本編は、異世界から戻ってきたところから横浜編がはじまりますが、

こちらは娘が呼びに来るところからのスタートとなり、話の並び順を

入れ替えてあります。


話の並びを入れ替えただけである都合、異世界側の話も、混ざってしまいますが、適当に読み飛ばしてください。


挿絵(By みてみん)


『お父さん、聞こえますか?』


『お父さん。私は会いに来ました。話がしたいです。聞こえますか?』


返事がない。
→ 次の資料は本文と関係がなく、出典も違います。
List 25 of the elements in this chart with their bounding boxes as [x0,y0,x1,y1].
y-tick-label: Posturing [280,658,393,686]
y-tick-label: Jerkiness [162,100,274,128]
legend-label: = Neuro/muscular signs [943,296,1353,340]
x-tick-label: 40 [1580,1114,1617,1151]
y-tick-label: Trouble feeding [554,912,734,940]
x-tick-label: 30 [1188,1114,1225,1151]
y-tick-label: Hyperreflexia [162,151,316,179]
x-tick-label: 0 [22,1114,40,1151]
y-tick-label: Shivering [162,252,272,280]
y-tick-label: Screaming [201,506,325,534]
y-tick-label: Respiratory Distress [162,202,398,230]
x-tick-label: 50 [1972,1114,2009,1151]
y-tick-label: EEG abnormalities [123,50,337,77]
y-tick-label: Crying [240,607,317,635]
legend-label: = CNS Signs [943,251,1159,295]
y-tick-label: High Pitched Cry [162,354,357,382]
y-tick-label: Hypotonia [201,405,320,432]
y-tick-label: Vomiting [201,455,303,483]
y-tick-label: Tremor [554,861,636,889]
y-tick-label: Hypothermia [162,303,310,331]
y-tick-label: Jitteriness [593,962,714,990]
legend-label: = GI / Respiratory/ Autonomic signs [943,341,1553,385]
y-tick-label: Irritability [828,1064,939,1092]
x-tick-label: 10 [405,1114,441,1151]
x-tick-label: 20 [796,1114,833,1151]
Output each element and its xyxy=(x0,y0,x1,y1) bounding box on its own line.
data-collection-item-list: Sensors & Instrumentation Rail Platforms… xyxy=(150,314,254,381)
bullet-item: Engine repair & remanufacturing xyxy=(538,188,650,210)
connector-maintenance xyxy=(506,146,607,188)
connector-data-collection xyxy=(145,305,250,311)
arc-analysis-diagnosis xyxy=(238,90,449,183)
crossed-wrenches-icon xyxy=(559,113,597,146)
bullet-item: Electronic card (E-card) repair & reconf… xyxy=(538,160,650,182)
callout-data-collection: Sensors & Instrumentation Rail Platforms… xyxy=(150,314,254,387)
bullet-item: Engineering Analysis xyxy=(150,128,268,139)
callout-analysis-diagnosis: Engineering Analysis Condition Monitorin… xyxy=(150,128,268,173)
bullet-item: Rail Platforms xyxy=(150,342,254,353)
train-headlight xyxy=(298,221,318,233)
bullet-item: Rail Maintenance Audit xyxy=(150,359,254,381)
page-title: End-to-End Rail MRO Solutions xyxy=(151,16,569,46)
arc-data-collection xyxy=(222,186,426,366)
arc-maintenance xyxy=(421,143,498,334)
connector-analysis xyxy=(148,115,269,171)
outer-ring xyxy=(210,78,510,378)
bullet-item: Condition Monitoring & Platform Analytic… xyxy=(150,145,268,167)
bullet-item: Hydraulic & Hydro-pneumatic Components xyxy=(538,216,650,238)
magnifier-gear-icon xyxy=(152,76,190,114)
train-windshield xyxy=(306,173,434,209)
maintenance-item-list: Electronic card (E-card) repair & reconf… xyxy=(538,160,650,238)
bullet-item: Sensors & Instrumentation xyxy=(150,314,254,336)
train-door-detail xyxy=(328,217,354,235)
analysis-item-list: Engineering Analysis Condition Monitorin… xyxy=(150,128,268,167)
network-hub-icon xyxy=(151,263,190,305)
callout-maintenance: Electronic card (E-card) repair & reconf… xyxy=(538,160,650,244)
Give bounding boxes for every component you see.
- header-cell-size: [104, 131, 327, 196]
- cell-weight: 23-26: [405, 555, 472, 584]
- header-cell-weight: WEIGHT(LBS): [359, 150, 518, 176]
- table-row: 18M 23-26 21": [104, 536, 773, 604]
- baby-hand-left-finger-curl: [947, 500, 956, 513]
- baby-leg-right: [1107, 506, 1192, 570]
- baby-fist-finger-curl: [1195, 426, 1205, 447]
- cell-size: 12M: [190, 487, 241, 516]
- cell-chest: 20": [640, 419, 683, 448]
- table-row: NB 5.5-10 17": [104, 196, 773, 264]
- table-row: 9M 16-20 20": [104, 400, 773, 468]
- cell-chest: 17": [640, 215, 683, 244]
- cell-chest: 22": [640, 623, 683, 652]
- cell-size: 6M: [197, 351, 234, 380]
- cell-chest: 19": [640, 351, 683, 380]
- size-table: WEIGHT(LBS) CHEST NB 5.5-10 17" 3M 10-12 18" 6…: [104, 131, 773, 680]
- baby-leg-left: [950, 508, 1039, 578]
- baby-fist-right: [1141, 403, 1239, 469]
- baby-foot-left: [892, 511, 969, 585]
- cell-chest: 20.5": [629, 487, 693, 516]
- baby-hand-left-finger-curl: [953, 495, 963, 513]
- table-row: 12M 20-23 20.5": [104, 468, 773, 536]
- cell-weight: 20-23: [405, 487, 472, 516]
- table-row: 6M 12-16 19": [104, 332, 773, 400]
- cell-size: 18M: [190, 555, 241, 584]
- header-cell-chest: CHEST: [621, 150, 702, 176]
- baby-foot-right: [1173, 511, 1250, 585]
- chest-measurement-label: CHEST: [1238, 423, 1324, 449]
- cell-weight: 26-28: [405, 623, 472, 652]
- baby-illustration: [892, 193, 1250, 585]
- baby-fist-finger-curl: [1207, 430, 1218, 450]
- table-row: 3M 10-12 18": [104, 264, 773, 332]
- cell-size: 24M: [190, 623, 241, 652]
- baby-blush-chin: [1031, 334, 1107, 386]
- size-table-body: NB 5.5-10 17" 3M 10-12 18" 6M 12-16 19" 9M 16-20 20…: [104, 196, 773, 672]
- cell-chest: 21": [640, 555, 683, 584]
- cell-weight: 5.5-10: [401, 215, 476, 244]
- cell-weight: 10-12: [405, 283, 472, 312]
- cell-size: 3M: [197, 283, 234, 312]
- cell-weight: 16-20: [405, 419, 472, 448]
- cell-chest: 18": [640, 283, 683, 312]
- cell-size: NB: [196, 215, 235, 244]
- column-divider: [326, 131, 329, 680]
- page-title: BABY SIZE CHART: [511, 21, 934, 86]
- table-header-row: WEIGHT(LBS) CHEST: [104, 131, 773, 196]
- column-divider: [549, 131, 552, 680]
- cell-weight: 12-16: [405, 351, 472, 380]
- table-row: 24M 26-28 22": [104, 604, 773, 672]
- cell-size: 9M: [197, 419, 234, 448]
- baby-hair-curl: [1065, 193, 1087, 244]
声が届かない。


目の前に居るのに、話しかけても、気付いてもらえない。


この声の主は、元々、住んでいた世界では、人間に”竜”と呼ばれる生き物だった。

”竜”として生き、全てのことをやりきって、最後に父に会いに来た。


ずっと楽しみにしていた。

そして、最後、その時が来て、”大きな竜”に導かれ、父の居る世界にやってきた。


すぐに会えると思っていた。


確かに会えたが、話が一方通行だった。

これでは、目的が果たせない。


もう30日近く……この世界で言う、1月ほど前から話しかけていたが、声は届かなかった。


父は、この世界に絶望したとき、別の世界に行く。

この”竜だった者”は、そのことを知っていた。


この、”竜だった者”は、父があまり野心的ではなかったことを知っていた。


父が絶望し、”父が生まれたこの世界で生きることを辞めたくなる時”を選んでやってきた。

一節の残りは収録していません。